Research in neuroscience over the past two decades has led to new knowledge about how seizures affect the brain and body. In response to this new study, I propose an alternative approach to crisis intervention in schools. This approach involves the oldest and wisest part of our brain, the brain stem, through the language of sensations for two reasons: first, because the heart of experiencing a seizure is processed by the brain stem, and secondly, because its language is more primitive. it’s a feeling.
After the attack, brain stem activity should be more balanced with the rest of the trinitarian brain – the limbic middle brain and the neocortex. When the three parts of the brain are aligned with each other, and the nervous system is thus restored in balance by the soft discharge process (later), the likelihood of problematic reactions later on is much lower (Levine, 1997). Self-regulation has been restored. Students regain their physiological ability to overcome frightening situations without being weakened by them. Thus, the nervous system can enter into and out of stress naturally, getting rid of constant, sometimes increasing stress.
The first psychophysiological assistance is intended to provide immediate assistance after a crisis event. It does not require waiting time for other approaches until seventy-two hours. Students should not be “ready to talk about the event” because there is no need to discuss what happened. Students do not need to get out of shock or experience a greater calming action – a determining factor in further interventions – because these feelings and sensations are treated and resolved with the help of the first psychophysiological help. Other approaches require shock resolution and numbness before implementation. However, some people do not have shock and numbness for hours, days or even weeks after an attack. Without first psychophysiological help, these natural responses to trauma can last for weeks, months, or even years.

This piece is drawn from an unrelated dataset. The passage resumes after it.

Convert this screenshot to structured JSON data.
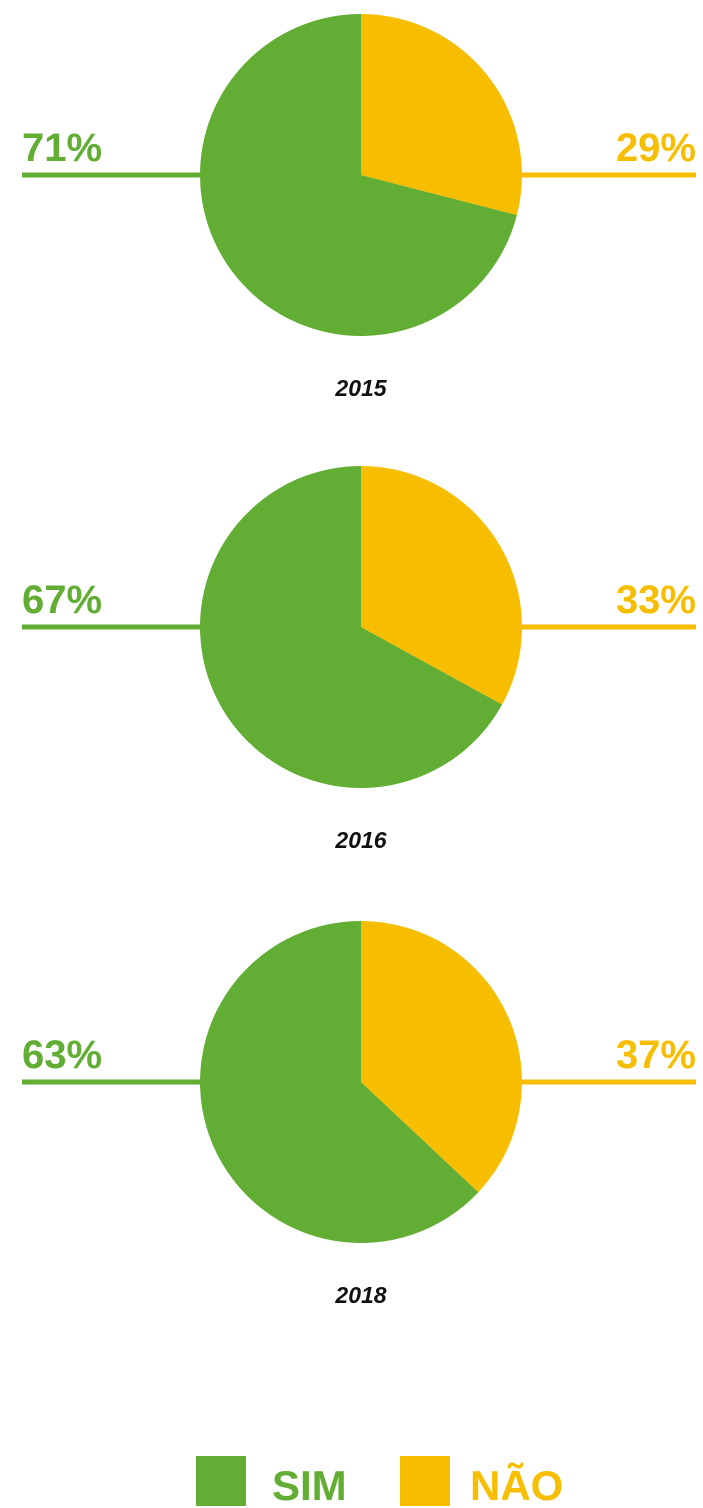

Although first psychophysiological care is a unique response to seizures, it includes elements of other programs that are useful and confirmed empirically. For example, from a study based on the Jeffrey Mitchell model, we learned that rapid intervention leads to less and less serious symptoms (Campfield and Hill, 2001). We also found that summing up reduces stress levels by increasing to 300 minutes and in combination with postgroup psycho-education (Chemtob, Thomas, Law and Cremniter, 1997) or integrated individual-supported stress management system (Richards, 2001). ).
Based on development approaches, it is helpful to understand the age and stage of development of the students we serve, knowing that regressive conditions will also occur. It is a challenge to meet students where they are. When teens exhibit behavior that is more typical of preschoolers, we need to step in and reassure them like a preschooler. From solution-oriented approaches, it is helpful to highlight the strengths and abilities of students, what works and how they can cope with stress.
Stephen Brock’s approach emphasizes the need to take into account the various stages of the crisis and to intervene accordingly at each stage. Its GCI model is generally cost-effective and productive because of the number of students that can be served at the same time. Relatively healthy students with available resources and few serious injuries with or without history may well be suitable for this particular group-wide approach.
Each of these valuable contributions to crisis response has been incorporated into the development of a model for first psychophysiological care. In addition, a recent study has informed us that the best approach to crisis intervention and injury resolution is one that understands and interferes with physiology. In the International Journal of Emergency Mental Health, for example, in a study on the use of mental health services after 9/11, the authors stated that physiological reactions during the event and psychological perception of physiological responses were important factors in determining subsequent psychopathology.
Stages of first psychophysiological care
Although useful and empirically confirmed data from other approaches to crisis intervention have been included, much of the model presented here is the result of dr. Peter Levin’s work. Over the past three decades, Dr. Levin has traveled the world in response to global crises, studying and caring for children and adults who have experienced life-changing events.
The first psychophysiological care consists of four stages: evaluation, intervention (small group, large group, individual), psycho-education and subsequent observation.
This first stage is priceless. The school crisis response team meets as a group, explaining their roles and deciding who will do what. The team gathers as many facts as possible about what happened during the event. Knowing the scale of the crisis, the team can decide how to act first. If the size of the event were relatively small and the entire class or large group of students did not participate or influence it, group-wide modeling would not be necessary or useful. Group crisis interventions are intended for homogeneous groups (Brock and Jimerson, 2002; Mitchell and Everly, 1996a) are students who are all exposed to the event roughly to the same degree and who after the event have a manageable level of difficulty.
The homogeneity of the group is a complex criterion for traumatology. Most students will have their own individual reactions based on their own past traumatic experiences, their proximity to the event and/or the victim, and the resources available to them before, during and after the event. The crisis intervention team may find small groups and individual support more appropriate unless a large number of affected students need the intervention of a large group.